Anyway, apologies for that all being long and rambly, but I really feel that so far, the discussion hasn’t proved anything, and I would be pleased to hear from someone in either of these situations:

a) a real explanation of why Node should be better (beyond the two scenarios I’ve outlined above, the first of which (poor tuning) I believe is the real explanation for all the tests I’ve seen so far. ([edit], actually, the more I think about it, the more I’m wondering if the memory used by vast numbers of stacks might be significant here. The default stack sizes for modern threads tend to be pretty huge, but the memory allocated by a closure-based event system would be only what’s needed)

b) a real benchmark that actually gives a fair chance to the threaded server of choice. At least that way, I’d have to stop believing that the claims are essentially false ;> ([edit] that’s probably rather stronger than I intended, but I do feel that the explanations given for performance benefits are incomplete at best, and the benchmarks shown are unreasonable).


Solution 4:

What I don’t understand is the point
that Node.js still is using threads.

Ryan uses threads for that parts that are blocking(Most of node.js uses non-blocking IO) because some parts are insane hard to write non blocking. But I believe Ryan wish is to have everything non-blocking.
On slide 63(internal design) you see Ryan uses libev(library that abstracts asynchronous event notification) for the non-blocking eventloop. Because of the event-loop node.js needs lesser threads which reduces context switching, memory consumption etc.

Solution 5:

Threads are used only to deal with functions having no asynchronous facility, like stat().

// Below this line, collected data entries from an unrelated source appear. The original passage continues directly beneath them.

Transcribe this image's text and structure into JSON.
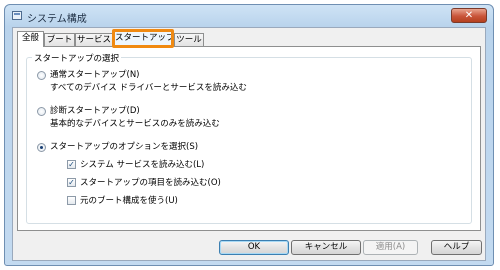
{
  "window": {
    "title": "システム構成",
    "close_label": "✕"
  },
  "tabs": [
    {
      "label": "全般"
    },
    {
      "label": "ブート"
    },
    {
      "label": "サービス"
    },
    {
      "label": "スタートアップ"
    },
    {
      "label": "ツール"
    }
  ],
  "startup_selection": {
    "legend": "スタートアップの選択",
    "normal": {
      "label": "通常スタートアップ(N)",
      "description": "すべてのデバイス ドライバーとサービスを読み込む"
    },
    "diagnostic": {
      "label": "診断スタートアップ(D)",
      "description": "基本的なデバイスとサービスのみを読み込む"
    },
    "selective": {
      "label": "スタートアップのオプションを選択(S)",
      "options": [
        {
          "label": "システム サービスを読み込む(L)",
          "mark": "✓"
        },
        {
          "label": "スタートアップの項目を読み込む(O)",
          "mark": "✓"
        },
        {
          "label": "元のブート構成を使う(U)",
          "mark": ""
        }
      ]
    }
  },
  "buttons": {
    "ok": "OK",
    "cancel": "キャンセル",
    "apply": "適用(A)",
    "help": "ヘルプ"
  },
  "colors": {
    "highlight": "#f08a12",
    "close": "#c9553a"
  }
}
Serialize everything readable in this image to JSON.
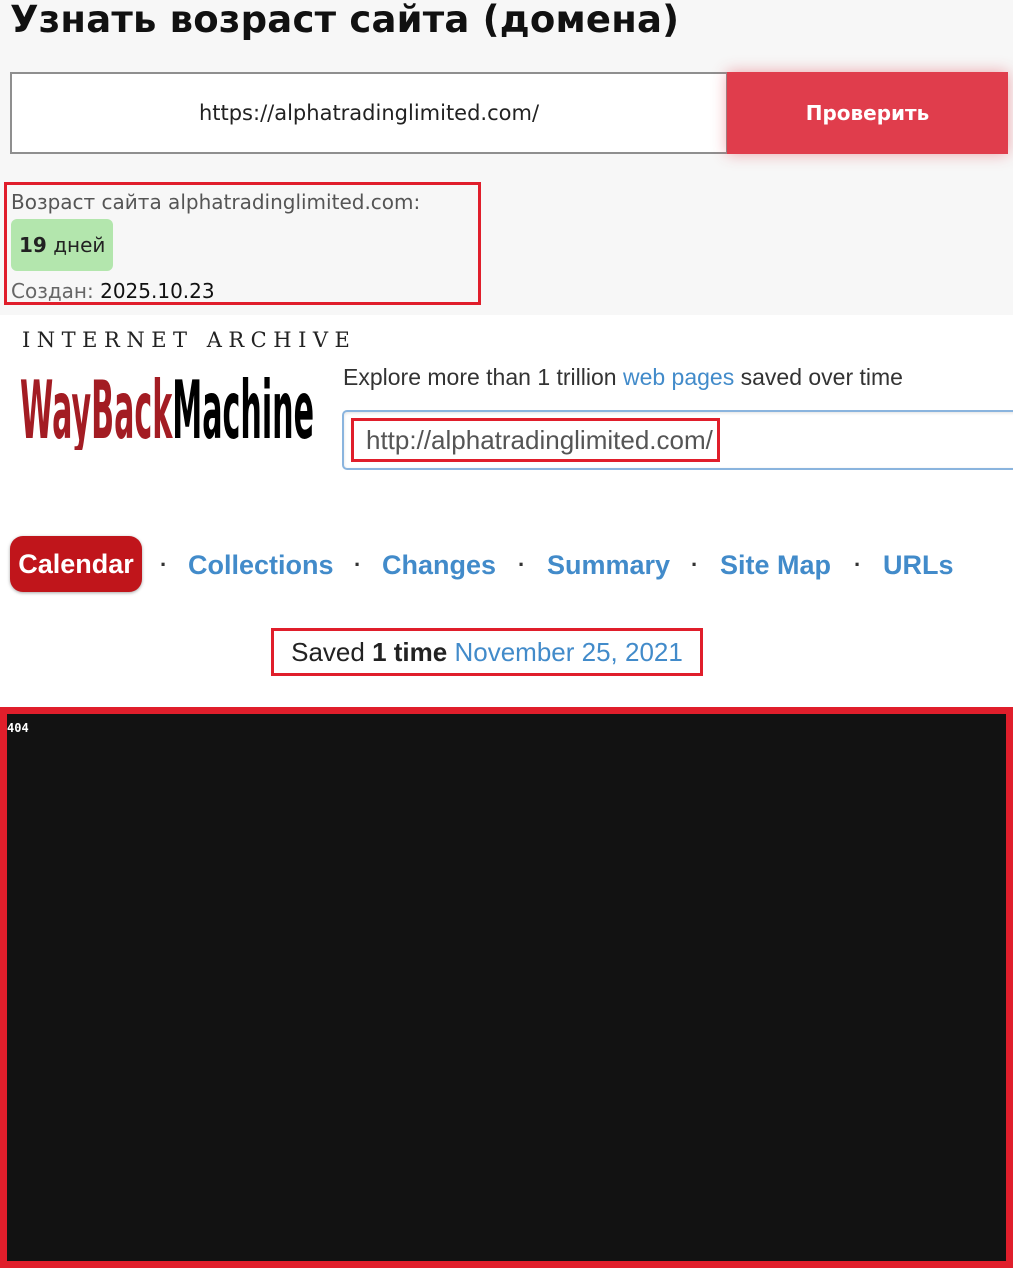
{
  "age_checker": {
    "title": "Узнать возраст сайта (домена)",
    "url_value": "https://alphatradinglimited.com/",
    "check_button_label": "Проверить",
    "age_label": "Возраст сайта alphatradinglimited.com:",
    "age_value": "19",
    "age_unit": "дней",
    "created_label": "Создан:",
    "created_value": "2025.10.23"
  },
  "wayback": {
    "header_label": "INTERNET ARCHIVE",
    "logo_text": "WayBackMachine",
    "explore_prefix": "Explore more than 1 trillion",
    "explore_link": "web pages",
    "explore_suffix": "saved over time",
    "search_value": "http://alphatradinglimited.com/",
    "tabs": {
      "calendar": "Calendar",
      "collections": "Collections",
      "changes": "Changes",
      "summary": "Summary",
      "site_map": "Site Map",
      "urls": "URLs",
      "separator": "·"
    },
    "saved_prefix": "Saved",
    "saved_count": "1 time",
    "saved_date": "November 25, 2021",
    "snapshot_text": "404"
  },
  "colors": {
    "accent_red": "#e03d4c",
    "highlight_red": "#e01e2b",
    "age_badge_green": "#b3e6ad",
    "wayback_link_blue": "#428bca",
    "calendar_tab_red": "#c0151b",
    "snapshot_background": "#121212"
  }
}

The stat() function is always blocking, so node.js needs to use a thread to perform the actual call without blocking the main thread (event loop). Potentially, no thread from the thread pool will ever be used if you don’t need to call those kind of functions.

Solution 6:

I know nothing about the internal workings of node.js, but I can see how using an event loop can outperform threaded I/O handling. Imagine a disc request, give me staticFile.x, make it 100 requests for that file. Each request normally takes up a thread retreiving that file, thats 100 threads.

Now imagine the first request creating one thread that becomes a publisher object, all 99 other requests first look if there’s a publisher object for staticFile.x, if so, listen to it while it’s doing it’s work, otherwise start a new thread and thus a new publisher object.

Once the single thread is done, it passes staticFile.x to all 100 listeners and destroys itself, so the next request creates a fresh new thread and publisher object.

So it’s 100 threads vs 1 thread in the above example, but also 1 disc lookup instead of 100 disc lookups, the gain can be quite phenominal. Ryan is a smart guy!

Another way to look at is is one of his examples at the start of the movie. Instead of:

pseudo code:
result = query('select * from ...');

Again, 100 seperate queries to a database versus…:

pseudo code:
query('select * from ...', function(result){
    // do stuff with result

If a query was already going, other equal queries would simply jump on the bandwagon, so you can have 100 queries in a single database roundtrip.